In un anno in Umbria prezzi su del 2,8%

di Daniele Bovi

Sono la benzina, il gasolio e gli altri combustibili a bruciare il portafoglio degli umbri. Nel 2011 infatti, secondo i dati diffusi lunedì mattina dall’Istat, i maggiori rincari rispetto al 2010 si sono registrati in Umbria per la casa, le bollette e i trasporti. Senza dimenticare il cibo. E così se l’indice inflazionistico generale è al 2,8% nel 2011, comunque in netta accelerazione (+1,3%) rispetto alla media del 2010, è nei settori sopra citati che si sono abbattuti i rincari più sanguinosi per le famiglie. Nel comparto casa, che comprende i costi per acqua, elettricità e combustibili, il salasso in Umbria è stato del 6,7%, mentre appena più basso, 6,3%, è stato l’aumento per i trasporti che nel corso dell’anno sono cresciuti costantemente toccando punte anche dell’8,7%.

Cibo, bevande e benzina Più contenuti i segni più che riguardano cibo e bevande, prodotti che risentono fortemente delle fiammate all’insù di benzina e gasolio. Nel corso del 2011 i prezzi di cibo e  bevande analcoliche sono stati più cari del 2,9%, mentre alcol e tabacchi hanno messo a segno aumenti del 3,3%. Nel complesso quindi il cosiddetto carrello della spesa, ovvero l’insieme di quei prodotti che le famiglie comprano con più frequenza, è diventato più caro del 3,5%. Secondo la Confederazione italiana agricoltori si tratta del dato più pesante dal 2008 e che supera abbondantemente il dato medio annuo dell’infazione (+2,8%). Più in dettaglio, la dinamica dei prezzi al consumo nel 2011 è stata sostenuta principalmente dalla crescita dei listini dei carburanti: su base annua infatti il salasso per gasolio e benzina è da record: rispettivamente +24% e +15,8%. Numeri che, secondo la Cia, hanno contribuito a determinare quasi un terzo del tasso d’inflazione annuo generale.
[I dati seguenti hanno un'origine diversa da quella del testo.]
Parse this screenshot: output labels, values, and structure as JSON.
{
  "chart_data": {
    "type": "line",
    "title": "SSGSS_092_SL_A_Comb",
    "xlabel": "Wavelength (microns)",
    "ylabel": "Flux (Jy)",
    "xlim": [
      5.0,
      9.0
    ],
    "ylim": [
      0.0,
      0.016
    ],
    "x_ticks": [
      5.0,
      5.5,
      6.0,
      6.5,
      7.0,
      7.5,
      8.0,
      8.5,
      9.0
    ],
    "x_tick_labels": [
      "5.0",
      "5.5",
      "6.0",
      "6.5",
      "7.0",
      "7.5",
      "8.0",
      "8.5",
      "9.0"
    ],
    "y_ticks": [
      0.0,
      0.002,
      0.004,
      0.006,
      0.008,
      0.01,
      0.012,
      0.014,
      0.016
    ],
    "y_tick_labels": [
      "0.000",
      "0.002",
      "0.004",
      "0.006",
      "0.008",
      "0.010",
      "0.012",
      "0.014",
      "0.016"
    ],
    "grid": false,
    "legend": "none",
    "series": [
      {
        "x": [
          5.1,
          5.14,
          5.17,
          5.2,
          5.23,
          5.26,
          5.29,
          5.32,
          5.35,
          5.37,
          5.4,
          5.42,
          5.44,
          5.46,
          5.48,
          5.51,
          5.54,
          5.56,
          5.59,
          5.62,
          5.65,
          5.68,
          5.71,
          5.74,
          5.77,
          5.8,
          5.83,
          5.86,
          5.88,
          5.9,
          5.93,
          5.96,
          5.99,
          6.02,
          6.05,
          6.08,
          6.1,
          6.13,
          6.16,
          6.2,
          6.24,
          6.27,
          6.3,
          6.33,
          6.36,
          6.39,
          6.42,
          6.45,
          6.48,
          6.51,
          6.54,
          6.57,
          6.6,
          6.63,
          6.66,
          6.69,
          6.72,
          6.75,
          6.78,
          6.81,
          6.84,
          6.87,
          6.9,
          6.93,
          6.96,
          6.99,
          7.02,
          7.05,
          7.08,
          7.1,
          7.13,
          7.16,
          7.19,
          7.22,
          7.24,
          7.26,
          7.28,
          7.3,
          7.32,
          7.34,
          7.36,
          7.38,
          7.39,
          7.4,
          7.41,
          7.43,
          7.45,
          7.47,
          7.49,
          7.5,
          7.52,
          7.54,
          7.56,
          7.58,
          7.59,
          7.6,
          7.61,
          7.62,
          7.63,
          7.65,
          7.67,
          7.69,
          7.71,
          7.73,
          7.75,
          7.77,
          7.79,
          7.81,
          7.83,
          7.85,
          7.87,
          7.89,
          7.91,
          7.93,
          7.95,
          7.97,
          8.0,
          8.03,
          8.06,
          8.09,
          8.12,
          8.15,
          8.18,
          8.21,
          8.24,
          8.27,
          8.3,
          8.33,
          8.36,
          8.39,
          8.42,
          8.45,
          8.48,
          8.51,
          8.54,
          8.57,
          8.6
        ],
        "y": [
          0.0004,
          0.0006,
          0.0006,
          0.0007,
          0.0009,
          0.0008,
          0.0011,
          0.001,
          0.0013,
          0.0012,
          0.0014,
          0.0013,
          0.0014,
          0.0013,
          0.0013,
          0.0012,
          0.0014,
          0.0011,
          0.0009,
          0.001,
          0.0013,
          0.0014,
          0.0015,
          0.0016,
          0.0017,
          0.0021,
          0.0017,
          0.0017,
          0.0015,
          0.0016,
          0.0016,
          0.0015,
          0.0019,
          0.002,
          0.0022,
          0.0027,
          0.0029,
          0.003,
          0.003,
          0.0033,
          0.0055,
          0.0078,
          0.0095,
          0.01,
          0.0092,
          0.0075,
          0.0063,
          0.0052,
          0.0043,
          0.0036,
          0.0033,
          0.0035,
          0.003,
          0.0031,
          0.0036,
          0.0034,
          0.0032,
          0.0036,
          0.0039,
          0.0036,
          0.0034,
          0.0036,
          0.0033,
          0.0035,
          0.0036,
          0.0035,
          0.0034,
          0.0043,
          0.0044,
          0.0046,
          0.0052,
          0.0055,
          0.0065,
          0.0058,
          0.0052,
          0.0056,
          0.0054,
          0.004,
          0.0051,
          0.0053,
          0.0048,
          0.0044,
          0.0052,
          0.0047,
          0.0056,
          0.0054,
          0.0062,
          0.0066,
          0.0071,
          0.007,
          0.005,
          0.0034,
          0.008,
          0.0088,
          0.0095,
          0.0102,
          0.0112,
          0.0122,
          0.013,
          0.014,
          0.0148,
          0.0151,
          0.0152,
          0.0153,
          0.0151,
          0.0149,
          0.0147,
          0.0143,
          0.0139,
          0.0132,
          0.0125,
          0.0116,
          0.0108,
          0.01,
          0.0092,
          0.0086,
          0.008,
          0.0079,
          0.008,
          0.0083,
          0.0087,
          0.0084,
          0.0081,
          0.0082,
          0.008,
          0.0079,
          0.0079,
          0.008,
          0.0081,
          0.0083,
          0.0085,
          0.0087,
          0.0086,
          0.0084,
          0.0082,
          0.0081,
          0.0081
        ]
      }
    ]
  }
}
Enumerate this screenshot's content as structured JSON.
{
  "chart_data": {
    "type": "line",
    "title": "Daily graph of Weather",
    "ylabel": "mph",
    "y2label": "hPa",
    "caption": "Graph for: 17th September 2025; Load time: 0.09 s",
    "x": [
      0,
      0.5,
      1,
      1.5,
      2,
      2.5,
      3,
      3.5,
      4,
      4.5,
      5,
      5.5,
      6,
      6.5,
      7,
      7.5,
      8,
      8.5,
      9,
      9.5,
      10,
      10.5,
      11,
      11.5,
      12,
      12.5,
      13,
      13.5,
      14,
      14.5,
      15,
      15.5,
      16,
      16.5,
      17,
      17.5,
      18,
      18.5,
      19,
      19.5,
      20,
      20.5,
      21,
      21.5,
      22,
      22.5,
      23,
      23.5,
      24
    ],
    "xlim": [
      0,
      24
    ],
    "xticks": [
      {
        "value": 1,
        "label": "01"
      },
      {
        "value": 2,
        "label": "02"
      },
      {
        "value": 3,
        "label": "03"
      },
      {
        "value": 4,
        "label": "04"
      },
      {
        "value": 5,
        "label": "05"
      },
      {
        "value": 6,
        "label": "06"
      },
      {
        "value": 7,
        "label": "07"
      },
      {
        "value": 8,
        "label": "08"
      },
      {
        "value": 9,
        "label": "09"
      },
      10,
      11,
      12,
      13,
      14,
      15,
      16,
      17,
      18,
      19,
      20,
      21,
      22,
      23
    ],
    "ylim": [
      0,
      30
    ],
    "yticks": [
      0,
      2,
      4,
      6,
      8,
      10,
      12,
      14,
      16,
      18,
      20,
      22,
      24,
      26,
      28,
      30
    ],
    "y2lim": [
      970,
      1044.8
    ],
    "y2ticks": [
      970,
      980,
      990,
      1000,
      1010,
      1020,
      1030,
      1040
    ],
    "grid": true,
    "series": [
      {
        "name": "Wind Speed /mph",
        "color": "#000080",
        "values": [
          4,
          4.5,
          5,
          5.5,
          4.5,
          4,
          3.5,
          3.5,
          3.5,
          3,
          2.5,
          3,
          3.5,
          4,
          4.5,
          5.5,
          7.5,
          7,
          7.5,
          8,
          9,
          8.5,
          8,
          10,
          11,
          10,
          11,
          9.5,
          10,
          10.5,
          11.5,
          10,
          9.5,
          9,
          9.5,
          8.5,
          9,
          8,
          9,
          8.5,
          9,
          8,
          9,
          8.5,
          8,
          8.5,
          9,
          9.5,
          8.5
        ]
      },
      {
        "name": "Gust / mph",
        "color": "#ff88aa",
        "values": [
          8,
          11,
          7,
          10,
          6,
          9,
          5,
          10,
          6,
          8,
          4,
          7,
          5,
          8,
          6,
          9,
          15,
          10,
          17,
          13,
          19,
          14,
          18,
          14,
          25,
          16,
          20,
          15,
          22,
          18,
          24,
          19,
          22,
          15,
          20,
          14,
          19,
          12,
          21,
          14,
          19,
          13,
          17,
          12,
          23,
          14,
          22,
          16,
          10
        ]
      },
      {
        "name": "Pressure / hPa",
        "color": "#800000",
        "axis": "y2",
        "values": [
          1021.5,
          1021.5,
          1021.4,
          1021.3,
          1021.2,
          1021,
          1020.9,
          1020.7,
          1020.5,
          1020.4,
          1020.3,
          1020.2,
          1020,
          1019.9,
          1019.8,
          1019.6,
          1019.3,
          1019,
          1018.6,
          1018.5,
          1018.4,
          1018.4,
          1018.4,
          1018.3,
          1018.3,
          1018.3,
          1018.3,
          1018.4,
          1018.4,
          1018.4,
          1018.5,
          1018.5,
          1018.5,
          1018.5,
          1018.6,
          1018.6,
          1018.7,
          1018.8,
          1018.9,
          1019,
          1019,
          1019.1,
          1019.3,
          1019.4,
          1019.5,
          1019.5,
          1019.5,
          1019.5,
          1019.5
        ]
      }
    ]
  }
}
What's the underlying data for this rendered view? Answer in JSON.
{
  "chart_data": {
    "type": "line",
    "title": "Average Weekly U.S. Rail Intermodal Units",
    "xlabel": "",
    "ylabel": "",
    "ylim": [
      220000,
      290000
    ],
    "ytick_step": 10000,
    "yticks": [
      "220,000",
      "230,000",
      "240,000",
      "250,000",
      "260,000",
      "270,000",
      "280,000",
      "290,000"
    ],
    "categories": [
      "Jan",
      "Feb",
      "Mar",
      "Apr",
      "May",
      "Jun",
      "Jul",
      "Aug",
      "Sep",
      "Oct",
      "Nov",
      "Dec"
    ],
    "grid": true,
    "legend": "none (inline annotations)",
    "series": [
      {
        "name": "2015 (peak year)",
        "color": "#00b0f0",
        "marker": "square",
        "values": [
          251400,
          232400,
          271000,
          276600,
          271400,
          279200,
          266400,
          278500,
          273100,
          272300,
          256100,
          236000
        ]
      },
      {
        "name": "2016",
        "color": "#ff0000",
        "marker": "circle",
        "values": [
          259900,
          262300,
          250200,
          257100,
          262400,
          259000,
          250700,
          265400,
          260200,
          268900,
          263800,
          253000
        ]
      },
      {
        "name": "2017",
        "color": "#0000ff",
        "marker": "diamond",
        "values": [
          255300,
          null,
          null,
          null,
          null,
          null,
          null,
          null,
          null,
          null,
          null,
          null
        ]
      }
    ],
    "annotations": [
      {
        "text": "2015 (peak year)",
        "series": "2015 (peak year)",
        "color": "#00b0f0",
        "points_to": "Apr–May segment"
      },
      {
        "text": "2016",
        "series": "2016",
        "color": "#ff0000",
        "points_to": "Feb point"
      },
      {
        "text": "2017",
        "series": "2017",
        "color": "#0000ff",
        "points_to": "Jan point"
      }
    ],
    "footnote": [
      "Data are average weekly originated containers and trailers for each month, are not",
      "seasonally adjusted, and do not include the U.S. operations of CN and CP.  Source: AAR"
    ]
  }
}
Abbigliamento e sanità Altri settori, in Umbria, hanno fatto registrare aumenti decisamente inferiori. Per abbigliamento e calzature il conto è stato più salato dell’1,3%, mentre per mobili e oggettivistica per la casa dell’1,1%. Hotel e ristoranti hanno messo a segno un più 1,3%, mentre sono addirittura calati i prezzi per servizi sanitari, comunicazioni e istruzione.

Oltre mille euro a famiglia Gli aumenti delle tariffe e la ripresa dell’inflazione si tradurranno in una stangata, secondo il calcolo del Codacons, da 1.059 euro per una famiglia media di 2,6 componenti e di 1.257 euro per una famiglia di 3 persone. A preoccupare i consumatori è «la stangata sui beni ad alta frequenza di acquisto che, nella media del 2011, hanno registrato un aumento del 3,5%, equivalente ad una spesa aggiuntiva, rispetto al 2010, pari a 476 euro per una famiglia di 3 persone. Se si considera, però, il solo dato di dicembre, pari al +4,3%, ecco che la batosta sale a 585 euro. Considerato che il carrello della spesa incide per il 38,9% della spesa complessiva delle famiglie, ecco che il dato dovrebbe essere preso in seria considerazione dal Governo». Governo che secondo l’associazione oltre alla bassa crescita dovrebbe avere come altra priorità proprio la dinamica inflazionistica.